« Le cinéma, c'est comme l'amour. Quand c'est bien, c'est formidable. Quand c'est pas bien, c'est pas mal quand même. » George Cukor
Quelqu'un a-t-il déjà remarqué le troublant parallèle entre deux rôles majeurs de l'irascible Christian Bale ? En 1998, il crève l'écran avec American Psycho en incarnant le golden boy psychopathe Patrick Bateman, figure géniale mais totalement incomprise du mal le plus absolu. Presque 10 ans plus tard, on le retrouve dans un des plus obscurs films de super héros : Batman begins, de Christopher Nolan. Là encore, difficile de fermer les yeux sur la part de monstruosité du personnage. Une seule lettre différencie le courtier de Wall Street du justicier de Gotham.

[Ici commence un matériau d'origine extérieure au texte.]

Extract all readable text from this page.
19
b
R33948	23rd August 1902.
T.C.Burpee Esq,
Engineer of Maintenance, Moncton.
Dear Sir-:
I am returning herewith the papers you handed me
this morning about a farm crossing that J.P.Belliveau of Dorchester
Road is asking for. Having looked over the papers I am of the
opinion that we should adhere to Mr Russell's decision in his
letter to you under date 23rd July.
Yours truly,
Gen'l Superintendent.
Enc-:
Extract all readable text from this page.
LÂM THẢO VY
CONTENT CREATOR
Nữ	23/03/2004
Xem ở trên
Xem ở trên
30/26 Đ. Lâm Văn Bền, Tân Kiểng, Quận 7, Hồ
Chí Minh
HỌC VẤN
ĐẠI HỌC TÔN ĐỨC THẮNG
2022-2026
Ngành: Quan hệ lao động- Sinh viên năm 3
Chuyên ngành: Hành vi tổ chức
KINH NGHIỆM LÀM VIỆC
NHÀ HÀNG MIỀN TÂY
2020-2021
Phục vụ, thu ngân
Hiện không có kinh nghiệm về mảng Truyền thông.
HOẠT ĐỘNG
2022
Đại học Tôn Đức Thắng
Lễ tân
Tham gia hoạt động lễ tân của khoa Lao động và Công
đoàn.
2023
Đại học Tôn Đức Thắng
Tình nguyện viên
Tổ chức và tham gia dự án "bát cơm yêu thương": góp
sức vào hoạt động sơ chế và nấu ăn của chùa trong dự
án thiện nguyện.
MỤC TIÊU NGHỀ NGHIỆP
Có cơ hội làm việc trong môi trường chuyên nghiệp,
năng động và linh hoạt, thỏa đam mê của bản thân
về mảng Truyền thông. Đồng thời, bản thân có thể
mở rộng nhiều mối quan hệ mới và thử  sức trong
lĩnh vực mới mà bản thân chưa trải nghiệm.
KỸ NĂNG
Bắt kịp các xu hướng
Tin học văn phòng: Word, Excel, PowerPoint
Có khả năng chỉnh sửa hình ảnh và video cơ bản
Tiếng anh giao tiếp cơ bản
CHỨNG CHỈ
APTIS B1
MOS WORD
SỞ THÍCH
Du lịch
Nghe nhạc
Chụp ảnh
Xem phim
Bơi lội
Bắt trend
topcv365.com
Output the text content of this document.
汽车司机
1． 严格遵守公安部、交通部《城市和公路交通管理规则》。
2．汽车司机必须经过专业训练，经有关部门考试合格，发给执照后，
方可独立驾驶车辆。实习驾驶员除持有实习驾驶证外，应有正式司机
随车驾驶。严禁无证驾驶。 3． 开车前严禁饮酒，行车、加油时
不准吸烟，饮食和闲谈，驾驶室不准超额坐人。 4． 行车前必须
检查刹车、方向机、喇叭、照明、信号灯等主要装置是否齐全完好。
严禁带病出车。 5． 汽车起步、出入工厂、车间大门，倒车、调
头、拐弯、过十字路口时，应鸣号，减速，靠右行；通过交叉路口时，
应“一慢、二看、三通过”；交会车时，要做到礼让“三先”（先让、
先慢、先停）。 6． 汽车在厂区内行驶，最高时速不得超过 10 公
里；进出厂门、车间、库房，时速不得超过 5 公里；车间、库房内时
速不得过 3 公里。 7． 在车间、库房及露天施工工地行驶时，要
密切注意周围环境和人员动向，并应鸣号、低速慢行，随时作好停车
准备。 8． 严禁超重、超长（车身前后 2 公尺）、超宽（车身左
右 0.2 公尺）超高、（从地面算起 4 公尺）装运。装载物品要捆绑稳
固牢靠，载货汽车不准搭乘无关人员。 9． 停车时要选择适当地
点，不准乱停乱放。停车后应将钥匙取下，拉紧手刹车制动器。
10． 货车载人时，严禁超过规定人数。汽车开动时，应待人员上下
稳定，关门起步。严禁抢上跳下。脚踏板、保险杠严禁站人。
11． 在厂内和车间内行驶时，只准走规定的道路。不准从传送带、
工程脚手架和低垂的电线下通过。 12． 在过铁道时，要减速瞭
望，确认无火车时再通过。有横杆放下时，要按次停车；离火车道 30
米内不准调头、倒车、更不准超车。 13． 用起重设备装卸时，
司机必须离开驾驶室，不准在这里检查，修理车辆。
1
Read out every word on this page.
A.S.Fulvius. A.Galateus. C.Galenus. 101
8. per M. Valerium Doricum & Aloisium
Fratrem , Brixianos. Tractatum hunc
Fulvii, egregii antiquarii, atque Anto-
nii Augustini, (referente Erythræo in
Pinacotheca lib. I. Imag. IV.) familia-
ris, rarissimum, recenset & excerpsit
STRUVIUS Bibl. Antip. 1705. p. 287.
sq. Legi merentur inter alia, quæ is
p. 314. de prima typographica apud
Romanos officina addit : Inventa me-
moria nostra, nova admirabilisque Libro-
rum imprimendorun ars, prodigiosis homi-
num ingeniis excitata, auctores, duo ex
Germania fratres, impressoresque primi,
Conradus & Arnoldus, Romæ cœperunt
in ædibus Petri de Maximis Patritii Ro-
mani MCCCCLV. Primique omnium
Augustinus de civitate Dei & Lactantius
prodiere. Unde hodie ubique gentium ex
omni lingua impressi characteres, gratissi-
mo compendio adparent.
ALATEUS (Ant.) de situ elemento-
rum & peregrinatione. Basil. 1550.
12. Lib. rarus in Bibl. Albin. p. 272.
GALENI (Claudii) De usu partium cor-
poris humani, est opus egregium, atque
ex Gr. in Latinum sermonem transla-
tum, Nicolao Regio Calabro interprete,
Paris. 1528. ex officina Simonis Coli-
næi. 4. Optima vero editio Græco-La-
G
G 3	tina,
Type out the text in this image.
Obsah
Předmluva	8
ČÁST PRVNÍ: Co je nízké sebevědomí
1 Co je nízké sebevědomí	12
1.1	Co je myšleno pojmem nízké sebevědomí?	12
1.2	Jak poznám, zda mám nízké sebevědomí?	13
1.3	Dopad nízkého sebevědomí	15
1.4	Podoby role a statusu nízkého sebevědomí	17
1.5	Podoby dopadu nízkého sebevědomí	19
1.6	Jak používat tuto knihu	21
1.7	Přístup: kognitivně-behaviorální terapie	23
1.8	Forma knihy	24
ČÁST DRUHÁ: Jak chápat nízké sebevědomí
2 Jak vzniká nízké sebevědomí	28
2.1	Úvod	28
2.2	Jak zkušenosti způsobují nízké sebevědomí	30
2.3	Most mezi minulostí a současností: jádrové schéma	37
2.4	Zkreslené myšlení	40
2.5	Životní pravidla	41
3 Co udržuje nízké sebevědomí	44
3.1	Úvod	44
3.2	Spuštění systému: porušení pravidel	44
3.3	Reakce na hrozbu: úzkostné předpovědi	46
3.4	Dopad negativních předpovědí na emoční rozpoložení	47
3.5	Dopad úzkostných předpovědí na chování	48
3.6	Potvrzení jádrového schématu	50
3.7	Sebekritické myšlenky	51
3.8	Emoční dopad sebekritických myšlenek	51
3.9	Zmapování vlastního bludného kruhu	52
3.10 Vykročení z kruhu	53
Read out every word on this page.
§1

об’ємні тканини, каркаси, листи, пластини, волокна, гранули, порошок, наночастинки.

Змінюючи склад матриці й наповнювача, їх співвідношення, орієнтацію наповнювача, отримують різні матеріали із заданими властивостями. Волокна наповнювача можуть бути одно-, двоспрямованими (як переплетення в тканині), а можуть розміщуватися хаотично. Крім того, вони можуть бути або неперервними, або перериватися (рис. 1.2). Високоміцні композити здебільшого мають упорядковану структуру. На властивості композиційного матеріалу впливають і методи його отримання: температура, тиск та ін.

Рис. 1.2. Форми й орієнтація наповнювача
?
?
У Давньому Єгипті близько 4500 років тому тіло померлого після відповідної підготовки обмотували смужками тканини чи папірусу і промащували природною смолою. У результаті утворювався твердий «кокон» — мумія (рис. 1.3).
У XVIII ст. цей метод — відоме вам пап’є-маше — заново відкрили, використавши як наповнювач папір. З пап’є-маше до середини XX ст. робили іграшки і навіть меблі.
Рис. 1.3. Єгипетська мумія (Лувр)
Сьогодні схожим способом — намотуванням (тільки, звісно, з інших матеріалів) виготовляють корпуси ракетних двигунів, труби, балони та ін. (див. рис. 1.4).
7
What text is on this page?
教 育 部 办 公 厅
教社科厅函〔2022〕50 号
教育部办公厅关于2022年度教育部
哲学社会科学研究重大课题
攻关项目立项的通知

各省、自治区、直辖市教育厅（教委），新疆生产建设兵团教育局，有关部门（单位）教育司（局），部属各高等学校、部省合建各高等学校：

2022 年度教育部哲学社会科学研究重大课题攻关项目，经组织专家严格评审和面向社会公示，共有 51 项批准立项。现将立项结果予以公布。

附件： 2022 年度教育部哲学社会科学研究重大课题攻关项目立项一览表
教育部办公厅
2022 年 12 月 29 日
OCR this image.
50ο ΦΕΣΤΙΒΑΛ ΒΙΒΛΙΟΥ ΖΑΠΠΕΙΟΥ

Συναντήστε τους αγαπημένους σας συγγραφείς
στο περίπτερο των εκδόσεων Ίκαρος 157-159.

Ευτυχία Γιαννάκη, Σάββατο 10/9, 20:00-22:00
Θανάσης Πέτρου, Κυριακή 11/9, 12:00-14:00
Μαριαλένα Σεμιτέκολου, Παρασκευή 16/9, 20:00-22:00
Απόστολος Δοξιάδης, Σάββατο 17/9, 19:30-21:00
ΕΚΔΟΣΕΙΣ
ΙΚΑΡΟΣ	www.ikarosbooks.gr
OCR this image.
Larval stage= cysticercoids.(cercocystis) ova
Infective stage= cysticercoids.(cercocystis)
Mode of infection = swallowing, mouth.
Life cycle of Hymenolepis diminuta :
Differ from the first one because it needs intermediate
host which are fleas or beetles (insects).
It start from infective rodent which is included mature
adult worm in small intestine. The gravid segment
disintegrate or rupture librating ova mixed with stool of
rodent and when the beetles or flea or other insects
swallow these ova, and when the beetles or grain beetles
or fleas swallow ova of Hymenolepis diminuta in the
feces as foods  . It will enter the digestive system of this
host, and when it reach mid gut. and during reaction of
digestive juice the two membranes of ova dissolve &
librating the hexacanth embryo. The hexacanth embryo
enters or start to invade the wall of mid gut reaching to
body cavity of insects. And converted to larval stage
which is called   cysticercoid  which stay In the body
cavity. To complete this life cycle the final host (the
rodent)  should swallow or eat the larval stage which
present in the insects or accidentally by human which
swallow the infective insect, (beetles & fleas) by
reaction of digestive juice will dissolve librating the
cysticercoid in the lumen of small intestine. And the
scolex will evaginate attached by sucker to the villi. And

Mais à regarder de plus près, ils se ressemblent en tous points. Même aspect physique : Bateman et Wayne sont deux beaux gosses bodybuildés, débordant de classe et de charisme. Même milieu social : ils sont issus des classes aisées d'une grande métropole américaine. Même extravagance : la baignade publique avec les deux mannequins dans Batman begins ne va pas sans rappeler la délirante scène de sexe filmée avec les deux prostituées dans American Psycho. Mêmes méthodes : les deux personnages exterminent les "déchets" de la société à laquelle ils appartiennent. Même philosophie, même morale : faire le bien en éradiquant la vermine. A ce titre, selon un certain point de vue qui peut déplaire, Bateman est lui aussi un justicier, puisqu'il agit selon sa propre justice.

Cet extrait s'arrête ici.